Monday, 21 July 2014

Pearl barley, roasted squash and fennel salad

This recipe is one based on Hugh F-W's in 'Veg', however, I felt that his simpler receipe needs more kick and oomph and have refined it to add maximum flavour and punch. Pearl barley does not have much flavour itself, but will soak up the flavours of what it is cooked with, with that in mind, this is where I focused my concentration and the addition of more garlic and chilli to the roasting veg is an absolute necessity to lift this dish.


What you will need
1 small butternut squash
2 bulbs fennel (fronds reserved)
A handful of cherry tomatoes
50g walnuts
200g pearl barley
300-350ml vegetable stock
Juice and zest of 1 lemon
2-3 cloves garlic
2 tea spoons dried chilli flakes
20g parmesan cheese
Fresh parsley


Firstly, peel and cube the butternut squash. Toss in olive oil, season with salt and place in an oven at 190 degrees for 15 minutes

Meanwhile, slice the fennel into chink lengthways and toss in the oven with the squash, crushed garlic and chilli flakes. Connitue to roast for another 20 minutes.

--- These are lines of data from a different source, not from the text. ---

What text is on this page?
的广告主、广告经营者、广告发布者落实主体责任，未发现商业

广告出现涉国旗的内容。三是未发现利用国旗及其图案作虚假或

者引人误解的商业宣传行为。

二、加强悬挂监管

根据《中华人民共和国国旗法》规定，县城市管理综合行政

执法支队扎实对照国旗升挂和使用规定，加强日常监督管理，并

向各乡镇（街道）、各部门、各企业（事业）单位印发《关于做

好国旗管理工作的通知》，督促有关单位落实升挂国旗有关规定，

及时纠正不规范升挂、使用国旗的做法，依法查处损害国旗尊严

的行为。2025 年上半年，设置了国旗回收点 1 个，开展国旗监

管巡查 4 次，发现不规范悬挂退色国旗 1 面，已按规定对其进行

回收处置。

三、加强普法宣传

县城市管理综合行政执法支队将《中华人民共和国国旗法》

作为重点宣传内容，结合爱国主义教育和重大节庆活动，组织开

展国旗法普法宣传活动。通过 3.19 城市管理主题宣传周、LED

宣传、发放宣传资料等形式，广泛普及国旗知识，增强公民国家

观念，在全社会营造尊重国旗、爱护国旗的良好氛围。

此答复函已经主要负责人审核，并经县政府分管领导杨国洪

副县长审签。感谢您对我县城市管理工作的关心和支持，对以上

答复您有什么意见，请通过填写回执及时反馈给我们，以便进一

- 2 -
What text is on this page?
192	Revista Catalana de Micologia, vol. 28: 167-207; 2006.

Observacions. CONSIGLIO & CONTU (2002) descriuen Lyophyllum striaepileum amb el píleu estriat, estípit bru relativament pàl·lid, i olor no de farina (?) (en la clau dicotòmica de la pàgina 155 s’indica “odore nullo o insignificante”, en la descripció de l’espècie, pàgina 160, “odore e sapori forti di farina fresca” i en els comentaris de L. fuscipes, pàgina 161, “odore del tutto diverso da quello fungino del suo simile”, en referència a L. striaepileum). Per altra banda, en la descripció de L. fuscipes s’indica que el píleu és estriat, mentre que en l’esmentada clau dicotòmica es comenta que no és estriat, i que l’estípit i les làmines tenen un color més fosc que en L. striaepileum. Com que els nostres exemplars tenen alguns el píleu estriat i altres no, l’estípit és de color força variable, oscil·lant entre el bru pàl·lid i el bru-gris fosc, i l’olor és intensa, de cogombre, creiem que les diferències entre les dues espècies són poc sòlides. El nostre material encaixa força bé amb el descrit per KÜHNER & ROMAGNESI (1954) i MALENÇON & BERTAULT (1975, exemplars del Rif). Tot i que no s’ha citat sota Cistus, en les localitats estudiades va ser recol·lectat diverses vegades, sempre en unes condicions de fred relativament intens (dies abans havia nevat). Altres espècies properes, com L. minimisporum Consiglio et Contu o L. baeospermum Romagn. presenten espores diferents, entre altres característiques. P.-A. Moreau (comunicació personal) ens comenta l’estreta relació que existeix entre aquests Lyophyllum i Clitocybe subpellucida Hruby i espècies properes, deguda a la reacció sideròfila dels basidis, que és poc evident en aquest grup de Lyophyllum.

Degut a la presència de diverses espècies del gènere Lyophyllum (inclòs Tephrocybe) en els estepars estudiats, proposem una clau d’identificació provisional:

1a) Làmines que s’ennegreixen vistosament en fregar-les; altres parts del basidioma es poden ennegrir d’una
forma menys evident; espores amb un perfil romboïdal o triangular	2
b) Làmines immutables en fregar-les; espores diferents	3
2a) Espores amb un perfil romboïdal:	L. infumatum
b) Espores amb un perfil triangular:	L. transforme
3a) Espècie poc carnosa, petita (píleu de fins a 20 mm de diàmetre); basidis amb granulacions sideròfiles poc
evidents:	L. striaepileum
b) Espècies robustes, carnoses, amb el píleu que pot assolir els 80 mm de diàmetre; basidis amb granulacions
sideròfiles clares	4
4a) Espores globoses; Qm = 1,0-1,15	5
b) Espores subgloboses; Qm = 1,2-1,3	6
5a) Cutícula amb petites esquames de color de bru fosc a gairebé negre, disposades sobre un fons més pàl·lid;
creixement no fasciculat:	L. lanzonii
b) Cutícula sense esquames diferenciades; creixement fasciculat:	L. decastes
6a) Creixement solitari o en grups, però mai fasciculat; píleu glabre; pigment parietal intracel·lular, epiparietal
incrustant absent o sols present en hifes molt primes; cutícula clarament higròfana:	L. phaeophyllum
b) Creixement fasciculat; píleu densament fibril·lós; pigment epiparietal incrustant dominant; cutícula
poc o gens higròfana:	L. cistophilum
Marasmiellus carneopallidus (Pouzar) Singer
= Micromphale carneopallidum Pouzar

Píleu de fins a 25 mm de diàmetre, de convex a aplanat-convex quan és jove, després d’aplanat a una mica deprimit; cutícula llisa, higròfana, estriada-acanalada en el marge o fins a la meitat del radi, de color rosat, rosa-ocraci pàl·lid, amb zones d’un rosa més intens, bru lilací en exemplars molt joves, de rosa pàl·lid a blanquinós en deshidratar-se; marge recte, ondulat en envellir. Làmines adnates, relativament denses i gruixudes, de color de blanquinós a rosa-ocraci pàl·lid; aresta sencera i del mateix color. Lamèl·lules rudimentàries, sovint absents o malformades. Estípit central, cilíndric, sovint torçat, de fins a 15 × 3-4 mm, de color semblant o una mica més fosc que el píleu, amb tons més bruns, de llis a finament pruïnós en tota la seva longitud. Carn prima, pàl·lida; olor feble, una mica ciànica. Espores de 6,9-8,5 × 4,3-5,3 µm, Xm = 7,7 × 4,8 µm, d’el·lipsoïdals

Whilst the vegetables are cooking, place the pearl barley on to cook with the vegetable stock. This should take about 40 minutes.

After the 20 minutes further cooking for the vegetables, add the walnuts and tomatoes and cook for a further 8-10 minutes. When the vegetables are cooked through and caramelised remove from the oven.



Drain the pearl barley when cooked and toss with the roast vegetables and all the cooking oils.
 
Finally, squeeze in the lemon juice, add the zest, parmesan cheese, the chopped fennel fronds and parsley and serve.